Korelasi Tingkat Pengetahuan dengan Sikap Remaja terhadap Pergaulan Tidak Sehat di SMP Negeri 1 Gamping Kabupaten Sleman
DOI:
https://doi.org/10.61878/bnj.v8i2.1017Keywords:
Pengetahuan, Sikap, Remaja, Pergaulan Tidak Sehat, PencegahanAbstract
Pergaulan tidak sehat pada remaja merupakan masalah yang dapat berdampak negatif terhadap perkembangan fisik, mental, dan sosial. Rendahnya pengetahuan remaja mengenai pergaulan tidak sehat dapat memengaruhi sikap mereka dalam menyikapi perilaku berisiko, seperti bullying, membolos sekolah, penggunaan vape, dan perilaku menyimpang lainnya. Penelitian ini bertujuan untuk mengetahui hubungan tingkat pengetahuan dengan sikap remaja tentang pergaulan tidak sehat di SMP Negeri 1 Gamping Kabupaten Sleman. Penelitian ini menggunakan metode kuantitatif dengan desain cross sectional. Sampel penelitian berjumlah 62 responden yang diambil menggunakan teknik simple random sampling dengan kriteria remaja usia 14–15 tahun. Pengumpulan data dilakukan menggunakan kuesioner untuk mengukur tingkat pengetahuan dan sikap remaja terhadap pergaulan tidak sehat.
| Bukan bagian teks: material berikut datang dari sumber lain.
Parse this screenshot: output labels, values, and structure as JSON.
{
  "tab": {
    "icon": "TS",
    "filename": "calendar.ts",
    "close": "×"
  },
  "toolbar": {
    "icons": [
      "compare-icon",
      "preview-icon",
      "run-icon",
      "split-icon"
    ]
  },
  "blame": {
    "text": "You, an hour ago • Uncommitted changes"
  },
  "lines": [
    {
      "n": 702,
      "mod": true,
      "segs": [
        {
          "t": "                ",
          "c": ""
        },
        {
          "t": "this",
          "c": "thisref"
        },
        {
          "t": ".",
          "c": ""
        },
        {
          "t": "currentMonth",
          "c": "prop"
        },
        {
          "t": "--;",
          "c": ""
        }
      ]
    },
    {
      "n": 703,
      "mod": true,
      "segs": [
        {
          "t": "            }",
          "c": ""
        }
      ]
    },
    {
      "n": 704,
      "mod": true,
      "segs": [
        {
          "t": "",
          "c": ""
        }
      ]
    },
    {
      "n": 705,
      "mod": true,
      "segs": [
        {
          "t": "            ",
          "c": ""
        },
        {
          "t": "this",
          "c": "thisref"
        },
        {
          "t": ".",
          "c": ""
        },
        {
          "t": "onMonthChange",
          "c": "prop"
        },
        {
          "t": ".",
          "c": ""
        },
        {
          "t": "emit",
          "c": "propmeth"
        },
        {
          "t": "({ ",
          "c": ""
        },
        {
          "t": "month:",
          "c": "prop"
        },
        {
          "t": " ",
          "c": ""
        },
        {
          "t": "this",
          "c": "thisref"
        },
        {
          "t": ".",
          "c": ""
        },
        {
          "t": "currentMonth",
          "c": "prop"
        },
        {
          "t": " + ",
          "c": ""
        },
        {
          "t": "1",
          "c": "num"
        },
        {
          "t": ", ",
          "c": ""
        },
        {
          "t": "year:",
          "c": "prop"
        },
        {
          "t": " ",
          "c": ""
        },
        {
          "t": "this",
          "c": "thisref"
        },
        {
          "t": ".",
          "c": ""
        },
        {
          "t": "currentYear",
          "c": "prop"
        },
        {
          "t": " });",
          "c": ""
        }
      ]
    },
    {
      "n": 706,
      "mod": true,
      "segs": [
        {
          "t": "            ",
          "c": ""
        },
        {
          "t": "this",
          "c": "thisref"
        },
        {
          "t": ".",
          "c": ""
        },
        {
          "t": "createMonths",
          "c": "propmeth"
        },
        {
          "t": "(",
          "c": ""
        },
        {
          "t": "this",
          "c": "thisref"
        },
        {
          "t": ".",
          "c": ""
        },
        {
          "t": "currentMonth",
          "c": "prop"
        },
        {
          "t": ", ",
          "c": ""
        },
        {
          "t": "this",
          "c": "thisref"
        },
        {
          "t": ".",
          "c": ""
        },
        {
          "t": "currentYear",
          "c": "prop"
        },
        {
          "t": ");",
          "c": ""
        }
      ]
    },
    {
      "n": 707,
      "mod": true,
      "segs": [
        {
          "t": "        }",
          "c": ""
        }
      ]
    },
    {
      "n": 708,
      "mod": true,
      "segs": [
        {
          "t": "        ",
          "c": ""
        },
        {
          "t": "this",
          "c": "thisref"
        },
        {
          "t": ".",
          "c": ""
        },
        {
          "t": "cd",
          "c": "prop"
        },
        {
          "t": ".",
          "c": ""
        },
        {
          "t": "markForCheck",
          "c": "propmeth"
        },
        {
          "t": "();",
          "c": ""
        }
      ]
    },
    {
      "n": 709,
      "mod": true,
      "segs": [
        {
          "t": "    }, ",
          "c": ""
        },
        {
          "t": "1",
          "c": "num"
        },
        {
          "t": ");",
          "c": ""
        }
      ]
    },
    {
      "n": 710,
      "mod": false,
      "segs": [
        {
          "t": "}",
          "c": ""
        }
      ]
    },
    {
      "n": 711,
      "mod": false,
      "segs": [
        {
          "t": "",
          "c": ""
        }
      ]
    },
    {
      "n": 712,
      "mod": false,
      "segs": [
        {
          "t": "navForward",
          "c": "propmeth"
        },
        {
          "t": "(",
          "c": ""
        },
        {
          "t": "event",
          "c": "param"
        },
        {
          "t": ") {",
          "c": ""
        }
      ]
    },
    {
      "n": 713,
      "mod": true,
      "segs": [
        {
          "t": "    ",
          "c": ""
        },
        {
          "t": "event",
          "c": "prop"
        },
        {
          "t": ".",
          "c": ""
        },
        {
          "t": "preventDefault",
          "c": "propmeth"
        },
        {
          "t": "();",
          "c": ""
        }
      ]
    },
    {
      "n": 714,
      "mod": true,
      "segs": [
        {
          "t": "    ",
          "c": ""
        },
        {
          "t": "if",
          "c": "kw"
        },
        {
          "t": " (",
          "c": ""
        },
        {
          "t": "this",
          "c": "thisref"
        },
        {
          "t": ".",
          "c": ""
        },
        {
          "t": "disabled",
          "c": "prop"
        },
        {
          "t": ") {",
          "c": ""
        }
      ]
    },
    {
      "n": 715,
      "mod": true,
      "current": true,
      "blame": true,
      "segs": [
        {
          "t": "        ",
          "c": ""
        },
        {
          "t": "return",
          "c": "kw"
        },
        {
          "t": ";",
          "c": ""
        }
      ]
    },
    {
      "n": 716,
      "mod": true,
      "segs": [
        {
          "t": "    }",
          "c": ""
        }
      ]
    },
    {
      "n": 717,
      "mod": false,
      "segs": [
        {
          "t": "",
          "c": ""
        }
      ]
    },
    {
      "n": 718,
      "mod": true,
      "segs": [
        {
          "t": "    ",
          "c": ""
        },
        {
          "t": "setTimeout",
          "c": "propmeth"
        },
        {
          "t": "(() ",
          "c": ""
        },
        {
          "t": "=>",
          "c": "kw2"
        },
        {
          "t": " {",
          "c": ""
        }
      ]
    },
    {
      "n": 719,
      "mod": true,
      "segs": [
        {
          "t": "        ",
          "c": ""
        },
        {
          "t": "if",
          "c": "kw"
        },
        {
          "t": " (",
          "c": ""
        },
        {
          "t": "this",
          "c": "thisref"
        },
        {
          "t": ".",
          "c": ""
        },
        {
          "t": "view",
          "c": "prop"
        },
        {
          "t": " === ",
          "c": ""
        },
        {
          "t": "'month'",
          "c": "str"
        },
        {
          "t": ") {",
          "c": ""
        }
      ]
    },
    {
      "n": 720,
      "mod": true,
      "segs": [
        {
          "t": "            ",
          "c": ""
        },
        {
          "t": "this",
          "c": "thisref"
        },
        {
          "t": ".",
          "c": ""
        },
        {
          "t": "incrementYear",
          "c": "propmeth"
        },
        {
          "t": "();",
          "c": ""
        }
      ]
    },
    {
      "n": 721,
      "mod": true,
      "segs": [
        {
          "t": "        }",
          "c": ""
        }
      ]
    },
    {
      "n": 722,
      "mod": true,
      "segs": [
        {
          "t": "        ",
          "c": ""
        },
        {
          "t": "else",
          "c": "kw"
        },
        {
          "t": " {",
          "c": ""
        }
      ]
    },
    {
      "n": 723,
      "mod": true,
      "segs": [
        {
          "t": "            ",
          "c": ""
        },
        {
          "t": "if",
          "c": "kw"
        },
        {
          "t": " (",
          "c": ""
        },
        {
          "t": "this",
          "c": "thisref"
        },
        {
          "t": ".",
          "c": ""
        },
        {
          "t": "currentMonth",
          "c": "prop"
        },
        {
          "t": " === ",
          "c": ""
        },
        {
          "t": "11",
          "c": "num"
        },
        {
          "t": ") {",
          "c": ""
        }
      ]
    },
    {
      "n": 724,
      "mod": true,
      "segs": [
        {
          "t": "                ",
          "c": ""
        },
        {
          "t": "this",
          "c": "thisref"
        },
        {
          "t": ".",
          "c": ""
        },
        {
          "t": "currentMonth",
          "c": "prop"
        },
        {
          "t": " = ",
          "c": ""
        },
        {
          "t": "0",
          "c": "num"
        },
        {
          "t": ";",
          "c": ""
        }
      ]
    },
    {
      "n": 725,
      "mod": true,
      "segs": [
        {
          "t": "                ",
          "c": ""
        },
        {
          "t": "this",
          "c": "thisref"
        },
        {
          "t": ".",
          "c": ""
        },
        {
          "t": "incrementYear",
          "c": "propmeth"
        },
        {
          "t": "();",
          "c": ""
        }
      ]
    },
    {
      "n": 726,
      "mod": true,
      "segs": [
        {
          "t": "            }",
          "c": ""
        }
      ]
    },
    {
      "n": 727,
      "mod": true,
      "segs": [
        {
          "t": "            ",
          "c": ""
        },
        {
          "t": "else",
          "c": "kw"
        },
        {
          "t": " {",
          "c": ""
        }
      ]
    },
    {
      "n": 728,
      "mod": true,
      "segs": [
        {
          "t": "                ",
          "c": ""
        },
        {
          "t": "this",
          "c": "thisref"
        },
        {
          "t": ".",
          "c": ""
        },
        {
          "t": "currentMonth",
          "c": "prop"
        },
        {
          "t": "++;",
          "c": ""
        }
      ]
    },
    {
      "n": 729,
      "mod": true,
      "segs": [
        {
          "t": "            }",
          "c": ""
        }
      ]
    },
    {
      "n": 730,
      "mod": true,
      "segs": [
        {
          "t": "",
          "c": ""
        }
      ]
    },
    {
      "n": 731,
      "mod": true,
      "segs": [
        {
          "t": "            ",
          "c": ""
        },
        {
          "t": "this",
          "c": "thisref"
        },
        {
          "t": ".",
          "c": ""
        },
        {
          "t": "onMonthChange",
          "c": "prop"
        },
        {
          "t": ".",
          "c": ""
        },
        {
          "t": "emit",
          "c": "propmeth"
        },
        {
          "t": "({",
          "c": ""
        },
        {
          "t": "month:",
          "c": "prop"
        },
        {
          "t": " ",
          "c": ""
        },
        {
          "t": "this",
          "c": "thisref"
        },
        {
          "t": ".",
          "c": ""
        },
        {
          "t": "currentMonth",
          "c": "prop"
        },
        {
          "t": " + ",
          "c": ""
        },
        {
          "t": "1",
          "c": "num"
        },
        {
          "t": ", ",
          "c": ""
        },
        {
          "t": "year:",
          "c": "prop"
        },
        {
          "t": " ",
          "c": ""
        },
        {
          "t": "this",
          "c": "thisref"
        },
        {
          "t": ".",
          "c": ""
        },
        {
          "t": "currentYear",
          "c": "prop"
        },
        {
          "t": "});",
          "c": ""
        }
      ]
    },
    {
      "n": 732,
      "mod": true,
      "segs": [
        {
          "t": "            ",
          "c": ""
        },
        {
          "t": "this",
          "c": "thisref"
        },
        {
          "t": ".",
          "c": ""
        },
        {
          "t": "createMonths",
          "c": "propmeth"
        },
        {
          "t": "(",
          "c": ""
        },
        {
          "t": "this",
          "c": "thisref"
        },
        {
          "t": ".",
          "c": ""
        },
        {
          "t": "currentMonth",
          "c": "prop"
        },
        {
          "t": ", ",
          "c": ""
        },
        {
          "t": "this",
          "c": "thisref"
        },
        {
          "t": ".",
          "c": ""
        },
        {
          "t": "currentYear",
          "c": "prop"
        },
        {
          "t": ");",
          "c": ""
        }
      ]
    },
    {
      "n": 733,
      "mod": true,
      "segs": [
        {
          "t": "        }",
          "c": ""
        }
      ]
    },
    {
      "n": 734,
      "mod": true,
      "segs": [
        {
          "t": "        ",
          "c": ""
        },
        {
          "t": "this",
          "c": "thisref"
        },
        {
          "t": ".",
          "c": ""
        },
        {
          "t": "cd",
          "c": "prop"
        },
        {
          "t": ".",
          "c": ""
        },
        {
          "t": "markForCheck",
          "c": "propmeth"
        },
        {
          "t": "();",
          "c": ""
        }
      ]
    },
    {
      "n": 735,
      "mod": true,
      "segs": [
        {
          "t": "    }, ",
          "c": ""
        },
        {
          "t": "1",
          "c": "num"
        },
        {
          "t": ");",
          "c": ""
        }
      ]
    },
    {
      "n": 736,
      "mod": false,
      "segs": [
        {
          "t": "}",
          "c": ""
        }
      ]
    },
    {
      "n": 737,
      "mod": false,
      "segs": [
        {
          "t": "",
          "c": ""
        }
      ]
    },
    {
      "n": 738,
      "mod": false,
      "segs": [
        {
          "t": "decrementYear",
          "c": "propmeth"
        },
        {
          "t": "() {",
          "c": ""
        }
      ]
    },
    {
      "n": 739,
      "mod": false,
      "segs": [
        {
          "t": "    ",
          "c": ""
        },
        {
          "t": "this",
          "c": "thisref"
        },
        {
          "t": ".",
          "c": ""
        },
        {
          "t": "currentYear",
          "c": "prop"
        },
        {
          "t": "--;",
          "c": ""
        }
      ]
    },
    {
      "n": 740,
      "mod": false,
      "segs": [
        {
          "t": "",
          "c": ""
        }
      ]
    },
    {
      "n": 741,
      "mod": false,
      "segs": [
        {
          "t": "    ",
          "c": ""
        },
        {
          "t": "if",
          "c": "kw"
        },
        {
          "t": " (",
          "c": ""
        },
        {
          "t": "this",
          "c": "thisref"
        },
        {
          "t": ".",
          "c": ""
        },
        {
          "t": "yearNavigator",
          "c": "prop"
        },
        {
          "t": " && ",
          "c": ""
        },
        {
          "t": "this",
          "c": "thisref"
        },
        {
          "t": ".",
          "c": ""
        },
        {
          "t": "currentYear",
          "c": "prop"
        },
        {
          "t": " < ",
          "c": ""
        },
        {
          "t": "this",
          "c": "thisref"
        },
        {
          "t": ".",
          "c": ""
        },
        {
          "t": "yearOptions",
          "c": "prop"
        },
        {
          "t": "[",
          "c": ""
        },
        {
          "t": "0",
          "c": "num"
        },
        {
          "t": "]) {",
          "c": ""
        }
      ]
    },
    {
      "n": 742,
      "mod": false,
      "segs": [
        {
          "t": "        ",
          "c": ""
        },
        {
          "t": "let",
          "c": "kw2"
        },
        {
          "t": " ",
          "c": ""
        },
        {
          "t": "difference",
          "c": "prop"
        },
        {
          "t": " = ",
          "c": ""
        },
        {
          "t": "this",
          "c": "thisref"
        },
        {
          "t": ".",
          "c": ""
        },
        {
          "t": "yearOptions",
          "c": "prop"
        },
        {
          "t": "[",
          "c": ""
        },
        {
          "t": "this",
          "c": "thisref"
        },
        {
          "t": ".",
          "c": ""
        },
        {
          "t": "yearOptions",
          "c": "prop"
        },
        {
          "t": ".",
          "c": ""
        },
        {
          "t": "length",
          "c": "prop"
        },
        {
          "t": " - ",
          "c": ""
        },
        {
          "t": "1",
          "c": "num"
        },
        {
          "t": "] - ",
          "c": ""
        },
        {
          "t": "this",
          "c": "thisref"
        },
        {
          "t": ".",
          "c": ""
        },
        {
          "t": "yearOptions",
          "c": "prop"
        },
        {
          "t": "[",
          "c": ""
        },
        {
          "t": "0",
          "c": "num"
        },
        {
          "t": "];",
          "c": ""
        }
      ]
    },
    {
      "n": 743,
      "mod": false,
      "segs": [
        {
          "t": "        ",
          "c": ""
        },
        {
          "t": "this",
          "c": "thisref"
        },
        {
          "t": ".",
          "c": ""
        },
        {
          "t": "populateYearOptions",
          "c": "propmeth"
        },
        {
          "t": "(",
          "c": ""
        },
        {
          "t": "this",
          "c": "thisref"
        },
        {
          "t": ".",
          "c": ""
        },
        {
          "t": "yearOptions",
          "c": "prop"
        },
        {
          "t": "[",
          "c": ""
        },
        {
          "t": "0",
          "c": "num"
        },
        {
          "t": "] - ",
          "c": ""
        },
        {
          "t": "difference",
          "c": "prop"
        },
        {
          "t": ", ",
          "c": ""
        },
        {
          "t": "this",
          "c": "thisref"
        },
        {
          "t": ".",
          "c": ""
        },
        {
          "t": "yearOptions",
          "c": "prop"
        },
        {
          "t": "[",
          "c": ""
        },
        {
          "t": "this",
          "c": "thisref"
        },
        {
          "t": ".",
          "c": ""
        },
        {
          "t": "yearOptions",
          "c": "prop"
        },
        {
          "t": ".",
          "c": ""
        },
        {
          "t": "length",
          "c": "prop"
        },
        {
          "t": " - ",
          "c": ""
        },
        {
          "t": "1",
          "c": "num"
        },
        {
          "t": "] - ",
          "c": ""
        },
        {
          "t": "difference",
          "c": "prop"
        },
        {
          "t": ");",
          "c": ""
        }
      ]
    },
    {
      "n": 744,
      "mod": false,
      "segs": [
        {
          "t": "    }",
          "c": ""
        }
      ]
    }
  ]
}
Data dianalisis secara univariat dan bivariat menggunakan uji Spearman Rank. Hasil penelitian menunjukkan bahwa sebagian besar responden memiliki tingkat pengetahuan rendah sebanyak 23 responden (37,1%) dan sikap baik sebanyak 40 responden (64,5%). Hasil uji statistik menunjukkan terdapat hubungan signifikan antara tingkat pengetahuan dengan sikap remaja tentang pergaulan tidak sehat dengan nilai p = 0,000 dan koefisien korelasi sebesar 0,639 yang termasuk kategori hubungan kuat. Penelitian ini menyimpulkan bahwa semakin baik tingkat pengetahuan remaja, maka semakin positif sikap remaja terhadap pergaulan tidak sehat. Oleh karena itu, diperlukan peningkatan edukasi kesehatan dan pembinaan remaja di lingkungan sekolah maupun keluarga sebagai upaya pencegahan pergaulan tidak sehat pada remaja.